Par exemple, dans certains pays, l’exploitation indue de la violence peut constituer de l’obscénité au sens de la loi criminelle.  C’est en s’appuyant sur une telle disposition du code criminel canadien que les autorités avaient sévi contre le site qui avait mis en ligne la vidéo montrant le meurtre commis par Magnota il y a quelques années.

Dans certains pays, les tribunaux ont invoqué les préjudices possiblement causés aux proches de la victime pour punir la diffusion de l’image d’une victime.  Mais se fonder sur le seul inconfort de ceux qui se sentent indisposés par la diffusion d’une image constitue un fondement fragile. La liberté de montrer se trouverait limitée par les sensibilités de certains.

En dehors des interdits de la loi, c’est l’appréciation que les uns et les autres peuvent faire de l’opportunité de diffuser ou non l’image qui détermine ce qui sera ou non diffusé.

Selon les valeurs auxquelles on adhère, on trouvera que la diffusion d’une image est acceptable, nécessaire ou légitime.  On pourra au contraire estimer que cela est inacceptable, illégitime et pas nécessaire.

Un média conserve le loisir de décider qu’il publiera ou non telle ou telle image en fonction de sa mission ou de sa politique éditoriale.

De fait, dans les sociétés pluralistes, on constate que les médias ont des appréciations différentes à l’égard de la diffusion de certaines images « difficiles ».

Il faut se réjouir qu’il subsiste un espace au sein duquel des appréciations différentes de l’opportunité de diffuser une image peuvent se manifester.

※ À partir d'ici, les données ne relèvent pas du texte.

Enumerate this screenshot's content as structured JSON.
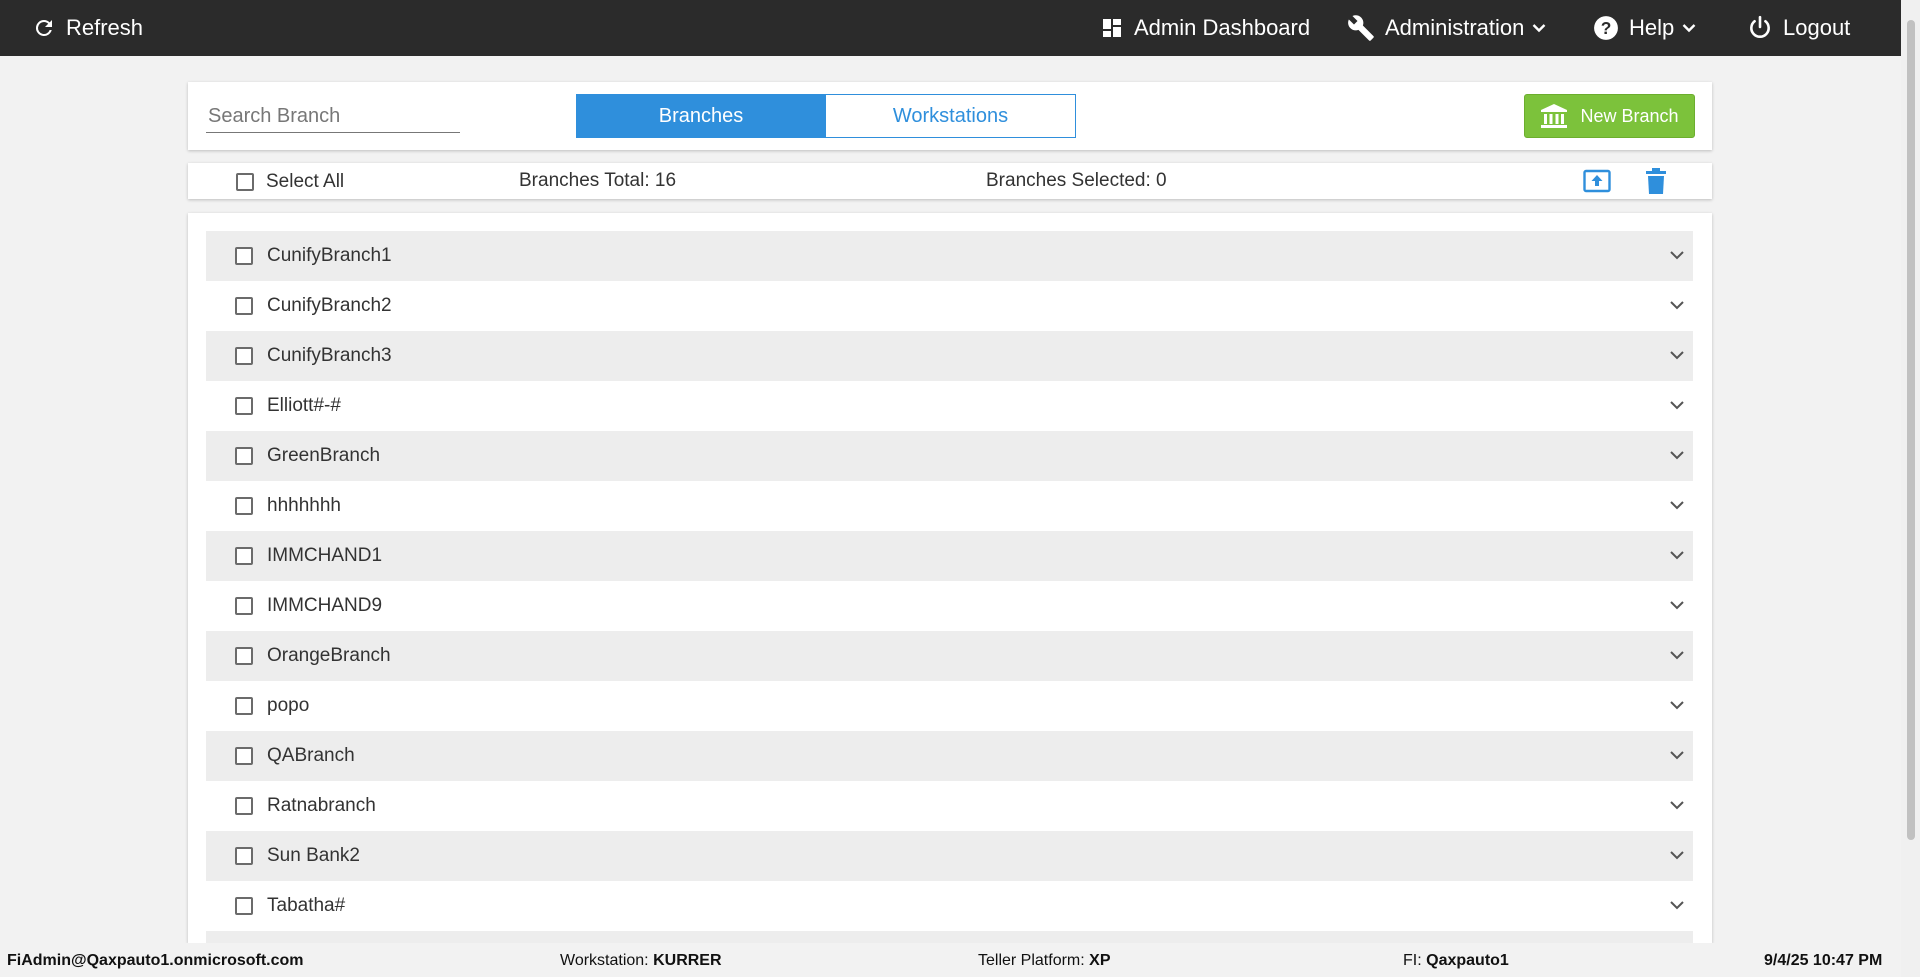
{
  "nav": {
    "refresh_label": "Refresh",
    "dashboard_label": "Admin Dashboard",
    "administration_label": "Administration",
    "help_label": "Help",
    "logout_label": "Logout"
  },
  "search": {
    "placeholder": "Search Branch",
    "value": ""
  },
  "tabs": [
    {
      "label": "Branches",
      "active": true
    },
    {
      "label": "Workstations",
      "active": false
    }
  ],
  "new_branch_label": "New Branch",
  "toolbar": {
    "select_all_label": "Select All",
    "total_text": "Branches Total: 16",
    "selected_text": "Branches Selected: 0"
  },
  "branches": [
    "CunifyBranch1",
    "CunifyBranch2",
    "CunifyBranch3",
    "Elliott#-#",
    "GreenBranch",
    "hhhhhhh",
    "IMMCHAND1",
    "IMMCHAND9",
    "OrangeBranch",
    "popo",
    "QABranch",
    "Ratnabranch",
    "Sun Bank2",
    "Tabatha#"
  ],
  "footer": {
    "user": "FiAdmin@Qaxpauto1.onmicrosoft.com",
    "workstation_label": "Workstation:",
    "workstation_value": "KURRER",
    "platform_label": "Teller Platform:",
    "platform_value": "XP",
    "fi_label": "FI:",
    "fi_value": "Qaxpauto1",
    "datetime": "9/4/25 10:47 PM"
  },
  "colors": {
    "topbar": "#2b2b2b",
    "accent_blue": "#2f8fdc",
    "new_button_green": "#7cc23b",
    "row_stripe": "#ededed"
  },
  "icons": {
    "refresh": "refresh-icon",
    "dashboard": "dashboard-icon",
    "administration": "wrench-icon",
    "help": "help-circle-icon",
    "logout": "power-icon",
    "new_branch": "bank-icon",
    "export": "upload-icon",
    "delete": "trash-icon",
    "row_expand": "chevron-down-icon"
  }
}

Mais lorsque certains réclament d’imposer leur propre éthique à tous les autres et décréter que telle ou telle image ne doit pas être publiée, on tombe dans la censure. 

Lorsque de telles revendications ne sont pas soutenues par une règle de droit, cela revient à une tentative d’imposer ses propres valeurs aux autres.

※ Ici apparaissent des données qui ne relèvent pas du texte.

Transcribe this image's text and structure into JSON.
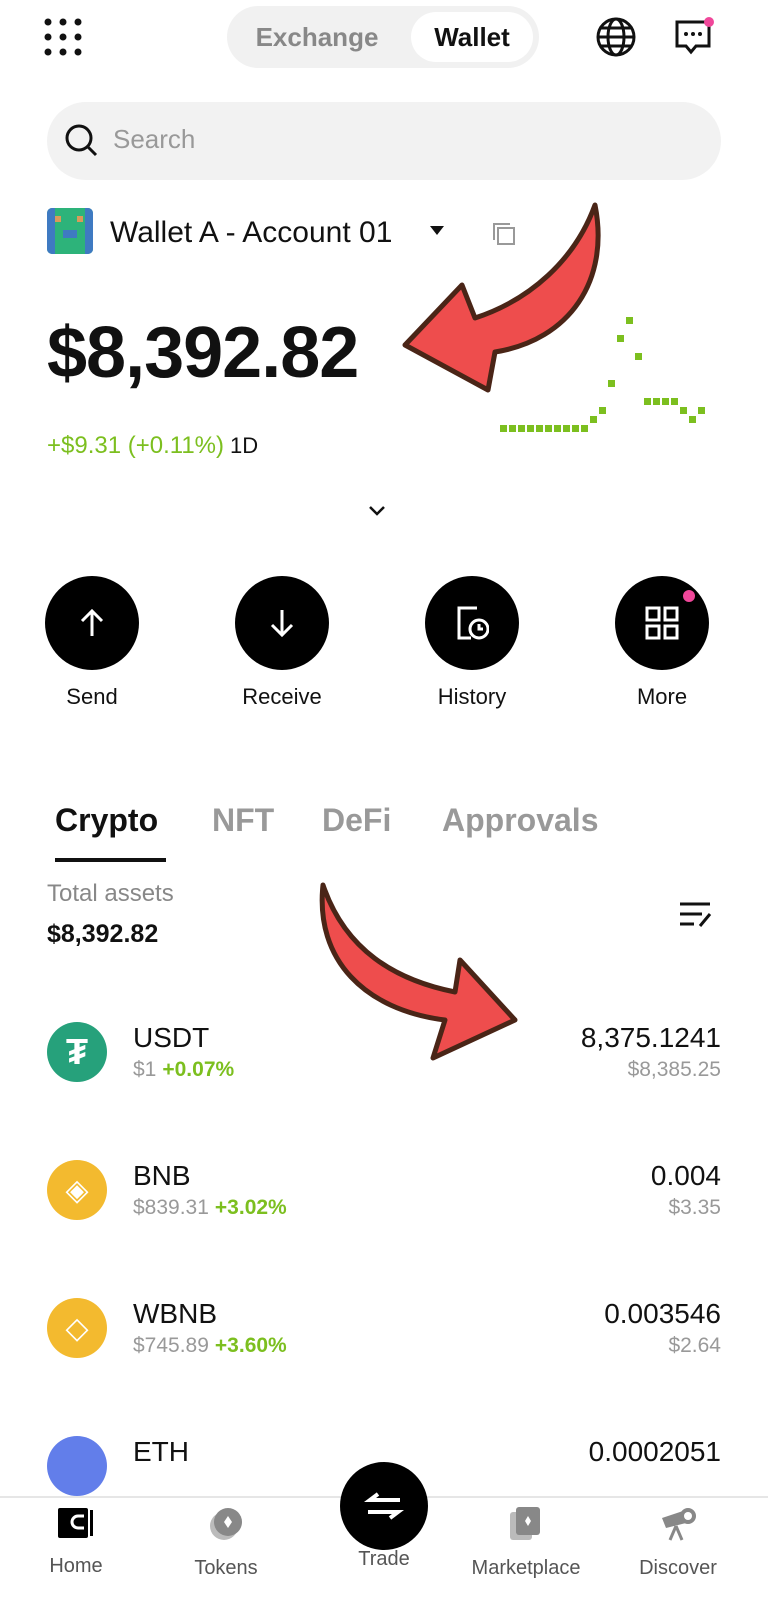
{
  "header": {
    "tabs": [
      {
        "label": "Exchange",
        "active": false
      },
      {
        "label": "Wallet",
        "active": true
      }
    ],
    "icons": [
      "grid-menu-icon",
      "globe-icon",
      "chat-icon"
    ],
    "notification_dot_color": "#f0479a"
  },
  "search": {
    "placeholder": "Search"
  },
  "account": {
    "name": "Wallet A - Account 01"
  },
  "balance": {
    "value": "$8,392.82",
    "change": "+$9.31 (+0.11%)",
    "period": "1D",
    "change_color": "#7cbf1f"
  },
  "actions": [
    {
      "label": "Send",
      "icon": "arrow-up-icon"
    },
    {
      "label": "Receive",
      "icon": "arrow-down-icon"
    },
    {
      "label": "History",
      "icon": "history-icon"
    },
    {
      "label": "More",
      "icon": "more-grid-icon"
    }
  ],
  "asset_tabs": [
    {
      "label": "Crypto",
      "active": true
    },
    {
      "label": "NFT"
    },
    {
      "label": "DeFi"
    },
    {
      "label": "Approvals"
    }
  ],
  "total": {
    "label": "Total assets",
    "value": "$8,392.82"
  },
  "assets": [
    {
      "symbol": "USDT",
      "price": "$1",
      "change": "+0.07%",
      "amount": "8,375.1241",
      "usd": "$8,385.25",
      "color": "#26a17b"
    },
    {
      "symbol": "BNB",
      "price": "$839.31",
      "change": "+3.02%",
      "amount": "0.004",
      "usd": "$3.35",
      "color": "#f3ba2f"
    },
    {
      "symbol": "WBNB",
      "price": "$745.89",
      "change": "+3.60%",
      "amount": "0.003546",
      "usd": "$2.64",
      "color": "#f3ba2f"
    },
    {
      "symbol": "ETH",
      "price": "",
      "change": "",
      "amount": "0.0002051",
      "usd": "",
      "color": "#627eea"
    }
  ],
  "nav": [
    {
      "label": "Home",
      "active": true
    },
    {
      "label": "Tokens"
    },
    {
      "label": "Trade"
    },
    {
      "label": "Marketplace"
    },
    {
      "label": "Discover"
    }
  ]
}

Il ne faut pas céder à ceux qui brandissent leurs discours éthiques afin de proclamer, généralement après coup, qu’il est « inacceptable » de publier telle ou telle image. 

Dans une société pluraliste, il est normal et sain que coexistent différentes conceptions de ce qui est bien ou mal.  Il est normal que coexistent des appréciations différentes de l’a-propos de publier telle ou telle image.

Tenter de décréter, comme le voudraient certains, l’obligation de camoufler certaines images sans prendre la peine d’expliquer au nom de quoi, c’est donner le champ libre à la censure arbitraire.

Évidemment qu’il y a parfois des images difficiles à supporter.  Mais cela ne les rend pas automatiquement illégales.  La décision de les diffuser ou non relève des valeurs de chacun. 

Dans un monde où pratiquement tout peut être diffusé, il revient aux personnes qui choisissent de ne pas voir certaines images de prendre les moyens afin de ne pas y être exposé. 

Raisonner autrement, c’est s’engager dans la pente glissante de la censure fondée sur le jugement de ceux qui s'estiment détenteurs du seul « bon goût ».